Wir würden ihn nicht mehr brauchen, bis die Flut in fünf oder sechs Stunden zurückging. Dann würden wir entweder für die Nacht vor Anker gehen und auf die nächste Flutwelle warten oder zur Weiterfahrt das Segel benutzen, wenn der Wind es zuließ. Den Staken, so wurde mir mitgeteilt, brauchte man nur in der Nähe einer Sandbank oder im Fall einer Flaute.
Friedliche Schläfrigkeit senkte sich über unser Schiff, Fergus und Ian rollten sich am Bug zum Schlafen zusammen, während Rollo oben auf dem Dach Wache hielt – hechelnd, mit triefender Zunge, die Augen wegen der Sonne halb zugekniffen. Der Kapitän und sein Matrose – der Eutroclus hieß – verschwanden in der winzigen Kabine, von wo das melodische Geräusch ertönte, das beim Einschenken einer Flüssigkeit entsteht.

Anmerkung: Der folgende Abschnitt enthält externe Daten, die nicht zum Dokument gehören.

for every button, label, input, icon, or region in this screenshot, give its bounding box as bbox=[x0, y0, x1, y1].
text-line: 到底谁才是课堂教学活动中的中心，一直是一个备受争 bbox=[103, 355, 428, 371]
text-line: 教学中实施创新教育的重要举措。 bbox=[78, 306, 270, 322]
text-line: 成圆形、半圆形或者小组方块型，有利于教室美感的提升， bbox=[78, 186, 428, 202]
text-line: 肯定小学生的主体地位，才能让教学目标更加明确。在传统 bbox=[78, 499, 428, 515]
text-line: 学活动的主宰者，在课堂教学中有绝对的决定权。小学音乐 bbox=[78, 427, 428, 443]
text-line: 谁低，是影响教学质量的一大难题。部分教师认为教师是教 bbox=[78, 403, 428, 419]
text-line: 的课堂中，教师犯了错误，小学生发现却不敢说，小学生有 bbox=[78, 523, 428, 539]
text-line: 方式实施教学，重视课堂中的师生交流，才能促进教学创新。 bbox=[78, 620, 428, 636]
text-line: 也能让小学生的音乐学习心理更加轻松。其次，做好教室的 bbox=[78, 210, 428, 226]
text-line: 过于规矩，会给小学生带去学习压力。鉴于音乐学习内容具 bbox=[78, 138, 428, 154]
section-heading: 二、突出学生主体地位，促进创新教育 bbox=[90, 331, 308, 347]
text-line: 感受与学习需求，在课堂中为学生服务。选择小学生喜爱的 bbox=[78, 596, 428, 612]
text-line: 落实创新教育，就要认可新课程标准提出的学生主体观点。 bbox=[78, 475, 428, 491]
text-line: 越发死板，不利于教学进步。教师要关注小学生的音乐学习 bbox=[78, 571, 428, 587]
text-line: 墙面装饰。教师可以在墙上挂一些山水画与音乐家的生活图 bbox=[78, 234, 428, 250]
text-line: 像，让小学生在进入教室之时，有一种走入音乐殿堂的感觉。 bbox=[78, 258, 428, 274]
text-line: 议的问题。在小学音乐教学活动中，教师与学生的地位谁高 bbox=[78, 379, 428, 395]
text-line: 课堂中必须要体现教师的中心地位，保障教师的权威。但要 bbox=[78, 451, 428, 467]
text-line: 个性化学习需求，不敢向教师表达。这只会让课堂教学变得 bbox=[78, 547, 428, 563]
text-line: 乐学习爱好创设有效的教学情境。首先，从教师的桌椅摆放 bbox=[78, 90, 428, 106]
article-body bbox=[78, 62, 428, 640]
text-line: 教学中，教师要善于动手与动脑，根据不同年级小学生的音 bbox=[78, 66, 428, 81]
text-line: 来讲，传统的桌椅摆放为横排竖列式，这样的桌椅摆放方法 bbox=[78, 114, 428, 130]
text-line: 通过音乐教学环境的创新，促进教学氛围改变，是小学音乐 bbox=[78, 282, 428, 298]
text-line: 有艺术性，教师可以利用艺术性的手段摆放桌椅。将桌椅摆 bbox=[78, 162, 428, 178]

Jamie befand sich ebenfalls in der Kabine, um irgendetwas aus seiner mysteriösen Kiste zu holen. Ich hoffte, dass es etwas Trinkbares war – obwohl ich nur still auf dem achterlichen Querbalken saß, die Füße im Wasser baumeln ließ und mir den leichten Fahrtwind durch die Nackenhaare blasen ließ, brach mir an sämtlichen Stellen, wo Haut an Haut stieß, der Schweiß aus.
Aus der Kabine erklang undeutliches Murmeln und Gelächter. Jamie kam hervor und wandte sich dem Achterdeck zu. Er wich den Häufchen mit unserer Ausrüstung so vorsichtig aus wie ein Clydesdalehengst den Fröschen auf einer Wiese, und er hielt eine große Holzkiste im Arm.
Diese legte er mir sanft in den Schoß, streifte Schuhe und Strümpfe ab, setzte sich neben mich, ließ die Füße ins Wasser gleiten und seufzte dabei vor Vergnügen über die Kühle.